Повседневная жизнь Китая в эпоху Мин (Малявин) - страница 38

Если Небо преломляется в неисчерпаемом многоголосье Земли, то справедливо и обратное утверждение: тень земного бытия скользит по Небу, делая его продолжением вечного таинства жизни, всегда присутствующего «здесь и сейчас». С древности картины потусторонней жизни у китайцев выглядели точной копией земного быта: небеса для них — не «отражение» земного уклада, а прямое его продолжение. А потому небесное блаженство было всегда неотличимо от простейших радостей повседневной жизни: веселых пирушек, приятной беседы с другом, прогулки с красавицей, всевозможных игр и представлений.

Идею взаимопроникновения небесного и земного носил в себе уже первый мудрец Китая — Конфуций (Кун-цзы). Этот плоский моралист, слишком щепетильный для того, чтобы иметь успех в политике, глашатай прописных истин, учивший прежде и превыше всего «не пренебрегать повседневными делами», хранил в себе, однако, какую-то глубокую, неизъяснимую тайну — тайну присутствия Неба в рутине человеческого быта. «Никто не знает меня! Знает меня разве что одно Небо!» — восклицал великий учитель незадолго до смерти. Учитель Кун явно жил с мыслью о том, что он и продолжатели его дела принадлежат к внутреннему кругу посвященных, которым не пристало гордиться публичными достижениями. Человек, по Конфуцию, должен в самом себе, в недосягаемой для посторонних «внутренней клети сердца» находить самое прочное и возвышенное основание своего бытия. Все внешнее, показное, зрелищное недостойно внимания истинно благородного мужа. Из века в век конфуцианские моралисты осуждали «пустой блеск» двора, а заодно и многое из того, что составляет европейский эстетический идеал: пластическую законченность формы в скульптуре и архитектуре, сладкозвучие в музыке, вообще всякое любование внешними предметами, в том числе и человеческим телом. В Китае бессмертия полагалось добиваться только духовным совершенствованием. А все внешнее имело для китайцев статус украшения, орнамента и даже, быть может, ложного следа.

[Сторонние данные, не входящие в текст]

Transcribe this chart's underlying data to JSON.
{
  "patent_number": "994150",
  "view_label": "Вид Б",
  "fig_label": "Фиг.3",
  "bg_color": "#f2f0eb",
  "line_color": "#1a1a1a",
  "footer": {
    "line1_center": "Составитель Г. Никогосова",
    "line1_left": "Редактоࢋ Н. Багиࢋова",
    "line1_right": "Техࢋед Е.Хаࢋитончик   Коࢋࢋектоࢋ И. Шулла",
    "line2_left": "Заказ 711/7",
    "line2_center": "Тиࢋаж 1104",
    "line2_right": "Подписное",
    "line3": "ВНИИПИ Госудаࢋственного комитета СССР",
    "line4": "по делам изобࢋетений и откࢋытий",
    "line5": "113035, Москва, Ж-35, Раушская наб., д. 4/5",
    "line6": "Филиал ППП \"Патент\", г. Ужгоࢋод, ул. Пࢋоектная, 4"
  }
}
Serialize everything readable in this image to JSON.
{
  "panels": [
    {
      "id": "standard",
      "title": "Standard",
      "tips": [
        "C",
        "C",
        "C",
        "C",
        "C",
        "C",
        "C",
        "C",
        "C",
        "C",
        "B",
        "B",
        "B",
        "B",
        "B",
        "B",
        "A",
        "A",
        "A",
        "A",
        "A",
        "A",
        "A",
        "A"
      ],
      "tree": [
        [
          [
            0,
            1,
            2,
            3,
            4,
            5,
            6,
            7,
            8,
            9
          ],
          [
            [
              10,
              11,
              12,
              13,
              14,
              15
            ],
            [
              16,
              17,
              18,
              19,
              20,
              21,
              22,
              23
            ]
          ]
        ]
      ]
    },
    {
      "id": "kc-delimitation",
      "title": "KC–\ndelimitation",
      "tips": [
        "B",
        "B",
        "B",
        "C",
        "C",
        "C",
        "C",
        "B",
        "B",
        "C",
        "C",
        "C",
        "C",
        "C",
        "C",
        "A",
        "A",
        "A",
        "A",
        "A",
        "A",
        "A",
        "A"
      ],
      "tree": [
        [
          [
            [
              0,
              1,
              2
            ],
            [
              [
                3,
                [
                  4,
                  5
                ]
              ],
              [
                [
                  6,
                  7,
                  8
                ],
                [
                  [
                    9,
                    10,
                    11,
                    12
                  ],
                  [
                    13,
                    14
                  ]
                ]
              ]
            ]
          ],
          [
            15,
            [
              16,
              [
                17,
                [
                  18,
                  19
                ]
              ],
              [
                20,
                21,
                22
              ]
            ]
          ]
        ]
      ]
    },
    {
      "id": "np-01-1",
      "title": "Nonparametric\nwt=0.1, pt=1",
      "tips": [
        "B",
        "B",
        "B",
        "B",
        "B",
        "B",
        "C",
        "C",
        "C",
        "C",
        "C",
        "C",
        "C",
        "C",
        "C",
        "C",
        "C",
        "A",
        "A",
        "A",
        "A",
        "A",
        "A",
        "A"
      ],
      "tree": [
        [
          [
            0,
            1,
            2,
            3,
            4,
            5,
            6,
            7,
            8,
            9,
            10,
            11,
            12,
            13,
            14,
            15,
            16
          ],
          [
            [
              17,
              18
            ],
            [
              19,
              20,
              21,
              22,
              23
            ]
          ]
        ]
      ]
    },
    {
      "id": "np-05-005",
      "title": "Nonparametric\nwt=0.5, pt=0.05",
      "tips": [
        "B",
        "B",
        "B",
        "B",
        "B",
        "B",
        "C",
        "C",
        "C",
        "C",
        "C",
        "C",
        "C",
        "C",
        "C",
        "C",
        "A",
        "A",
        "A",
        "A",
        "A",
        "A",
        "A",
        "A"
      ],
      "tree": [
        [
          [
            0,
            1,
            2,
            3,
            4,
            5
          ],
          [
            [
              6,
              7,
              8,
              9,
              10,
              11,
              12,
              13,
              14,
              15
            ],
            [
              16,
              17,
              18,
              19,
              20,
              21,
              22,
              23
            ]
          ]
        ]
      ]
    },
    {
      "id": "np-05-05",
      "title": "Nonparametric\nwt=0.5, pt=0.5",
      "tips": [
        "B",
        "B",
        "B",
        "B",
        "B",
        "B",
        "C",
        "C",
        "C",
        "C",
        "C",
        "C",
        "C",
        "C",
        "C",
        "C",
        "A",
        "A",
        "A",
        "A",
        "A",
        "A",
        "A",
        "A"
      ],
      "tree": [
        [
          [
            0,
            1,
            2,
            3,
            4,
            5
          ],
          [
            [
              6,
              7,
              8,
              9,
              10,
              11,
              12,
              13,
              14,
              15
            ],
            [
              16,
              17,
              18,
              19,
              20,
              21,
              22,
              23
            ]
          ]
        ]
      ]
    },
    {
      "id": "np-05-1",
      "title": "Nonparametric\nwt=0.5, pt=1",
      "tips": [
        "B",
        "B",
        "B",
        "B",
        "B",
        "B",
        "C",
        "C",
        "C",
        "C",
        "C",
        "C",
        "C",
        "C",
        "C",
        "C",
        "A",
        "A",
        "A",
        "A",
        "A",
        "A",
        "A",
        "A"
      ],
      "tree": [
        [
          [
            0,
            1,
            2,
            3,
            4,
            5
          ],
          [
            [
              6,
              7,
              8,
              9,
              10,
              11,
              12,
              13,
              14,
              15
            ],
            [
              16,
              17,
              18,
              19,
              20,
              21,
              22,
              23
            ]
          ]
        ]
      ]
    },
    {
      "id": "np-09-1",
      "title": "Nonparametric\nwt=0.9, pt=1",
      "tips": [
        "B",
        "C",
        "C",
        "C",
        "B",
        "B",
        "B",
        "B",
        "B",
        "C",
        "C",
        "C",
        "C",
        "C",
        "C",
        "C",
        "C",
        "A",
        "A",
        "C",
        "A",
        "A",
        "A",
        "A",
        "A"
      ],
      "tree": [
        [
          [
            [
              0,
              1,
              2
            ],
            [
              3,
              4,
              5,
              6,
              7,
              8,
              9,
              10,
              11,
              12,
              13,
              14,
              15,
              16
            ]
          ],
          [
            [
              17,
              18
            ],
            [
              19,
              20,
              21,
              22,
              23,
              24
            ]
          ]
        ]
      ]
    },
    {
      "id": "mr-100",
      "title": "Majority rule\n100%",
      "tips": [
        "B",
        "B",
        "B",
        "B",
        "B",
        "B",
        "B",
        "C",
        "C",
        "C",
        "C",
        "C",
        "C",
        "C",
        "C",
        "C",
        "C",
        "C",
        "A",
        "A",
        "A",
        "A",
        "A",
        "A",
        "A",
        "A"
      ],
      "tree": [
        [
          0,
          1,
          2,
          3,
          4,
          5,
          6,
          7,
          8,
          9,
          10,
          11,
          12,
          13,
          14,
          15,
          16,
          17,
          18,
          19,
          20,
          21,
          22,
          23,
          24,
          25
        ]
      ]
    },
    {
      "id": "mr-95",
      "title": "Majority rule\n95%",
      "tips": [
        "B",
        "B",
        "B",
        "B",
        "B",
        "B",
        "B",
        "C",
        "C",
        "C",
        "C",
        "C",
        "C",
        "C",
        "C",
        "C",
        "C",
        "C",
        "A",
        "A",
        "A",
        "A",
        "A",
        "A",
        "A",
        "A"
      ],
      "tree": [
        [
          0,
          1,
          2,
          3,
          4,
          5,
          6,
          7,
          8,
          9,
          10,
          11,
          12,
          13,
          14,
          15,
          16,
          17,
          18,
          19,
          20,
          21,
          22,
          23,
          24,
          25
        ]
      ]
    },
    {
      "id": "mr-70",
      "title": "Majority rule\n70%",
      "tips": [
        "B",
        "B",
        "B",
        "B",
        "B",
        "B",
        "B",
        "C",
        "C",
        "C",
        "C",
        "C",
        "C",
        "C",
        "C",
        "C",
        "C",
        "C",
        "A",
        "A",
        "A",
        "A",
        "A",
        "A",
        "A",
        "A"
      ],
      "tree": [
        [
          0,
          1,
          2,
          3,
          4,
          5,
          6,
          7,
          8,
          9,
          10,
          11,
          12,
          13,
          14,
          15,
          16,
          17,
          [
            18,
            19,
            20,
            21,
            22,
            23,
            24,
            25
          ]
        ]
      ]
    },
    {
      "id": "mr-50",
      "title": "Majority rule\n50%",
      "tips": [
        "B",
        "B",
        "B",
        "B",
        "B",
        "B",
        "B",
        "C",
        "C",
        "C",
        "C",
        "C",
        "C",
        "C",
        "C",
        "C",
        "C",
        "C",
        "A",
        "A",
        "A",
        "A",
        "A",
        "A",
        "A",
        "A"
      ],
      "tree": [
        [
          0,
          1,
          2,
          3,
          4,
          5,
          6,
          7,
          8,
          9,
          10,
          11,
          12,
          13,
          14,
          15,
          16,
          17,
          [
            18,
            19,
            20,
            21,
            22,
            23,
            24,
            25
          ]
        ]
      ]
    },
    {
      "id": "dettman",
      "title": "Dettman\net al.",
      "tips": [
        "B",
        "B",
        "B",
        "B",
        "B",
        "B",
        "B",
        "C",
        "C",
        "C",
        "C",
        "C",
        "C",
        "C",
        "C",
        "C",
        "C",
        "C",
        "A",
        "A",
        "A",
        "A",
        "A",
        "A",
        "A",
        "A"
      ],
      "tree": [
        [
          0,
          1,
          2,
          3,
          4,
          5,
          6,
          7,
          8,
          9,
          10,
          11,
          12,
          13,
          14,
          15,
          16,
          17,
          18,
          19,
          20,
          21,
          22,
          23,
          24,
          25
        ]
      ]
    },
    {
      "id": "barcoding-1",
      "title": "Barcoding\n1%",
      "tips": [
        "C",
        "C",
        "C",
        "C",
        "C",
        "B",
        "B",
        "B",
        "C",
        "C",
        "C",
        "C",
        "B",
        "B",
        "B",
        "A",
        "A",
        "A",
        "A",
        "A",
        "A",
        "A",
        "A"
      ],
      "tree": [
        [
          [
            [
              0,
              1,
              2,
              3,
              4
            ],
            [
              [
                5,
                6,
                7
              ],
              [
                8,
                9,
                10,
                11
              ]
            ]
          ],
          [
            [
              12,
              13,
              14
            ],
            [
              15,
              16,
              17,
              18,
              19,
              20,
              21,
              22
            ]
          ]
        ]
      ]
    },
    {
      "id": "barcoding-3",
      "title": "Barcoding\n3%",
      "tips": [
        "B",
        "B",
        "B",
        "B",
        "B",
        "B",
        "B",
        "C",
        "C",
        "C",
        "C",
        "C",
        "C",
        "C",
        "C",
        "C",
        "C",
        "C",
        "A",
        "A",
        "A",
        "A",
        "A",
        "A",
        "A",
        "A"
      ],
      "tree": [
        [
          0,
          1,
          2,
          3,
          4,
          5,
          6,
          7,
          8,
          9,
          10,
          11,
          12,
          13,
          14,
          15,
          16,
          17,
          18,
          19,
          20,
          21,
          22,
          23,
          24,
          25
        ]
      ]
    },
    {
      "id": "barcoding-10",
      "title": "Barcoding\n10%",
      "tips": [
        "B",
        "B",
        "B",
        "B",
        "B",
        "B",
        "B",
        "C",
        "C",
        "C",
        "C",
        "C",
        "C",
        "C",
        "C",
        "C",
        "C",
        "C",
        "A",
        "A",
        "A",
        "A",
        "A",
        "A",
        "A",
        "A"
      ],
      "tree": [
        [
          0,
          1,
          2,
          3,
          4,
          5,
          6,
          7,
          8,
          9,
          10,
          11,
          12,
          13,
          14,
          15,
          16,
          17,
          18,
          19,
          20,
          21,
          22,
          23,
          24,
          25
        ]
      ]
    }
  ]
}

Китайцы не могли помыслить ни одной вещи без присущего ей декора: у каждого животного и растения — свой узор, и не может быть государя без свиты, блюда без приправы, цветка без бабочки, а чувства — без соответствующего жеста. Речь идет не просто об орнаменте, а именно о декоруме как истинной внешности, которая, вечно устремляясь за пределы данного, установленного, понятого, являет собой, как ни странно, непосредственное преломление чистой внутренности, непрозрачной глубины жизненного опыта. Отсюда следует, помимо прочего, что китайский художник был призван, с одной стороны, схватить внутреннее качество созерцаемой картины, а с другой — передать это качество в очень условных, нормативных и по природе своей фрагментарных обра зах-знаках. Для него видимый мир был только отблеском, тенью, покровом, экраном реальности, но никто и не думал усомниться в его праве на творчество — ведь внутренняя реальность, подчиняясь принципу самопревращения превращений, пребывает именно в «ином», отчужденном образе. Нужно со всем тщанием и искренней любовью явить взору декорум бытия, красочную ширму реальности для того, чтобы открыть в глубине своего опыта нечто первозданное и несотворенное. То, что остается вне слов и образов, — и потому пребудет вовеки. Воистину, иносказание и, следовательно, в известном смысле ложь оказывается здесь самым прямым и искренним способом поведать правду.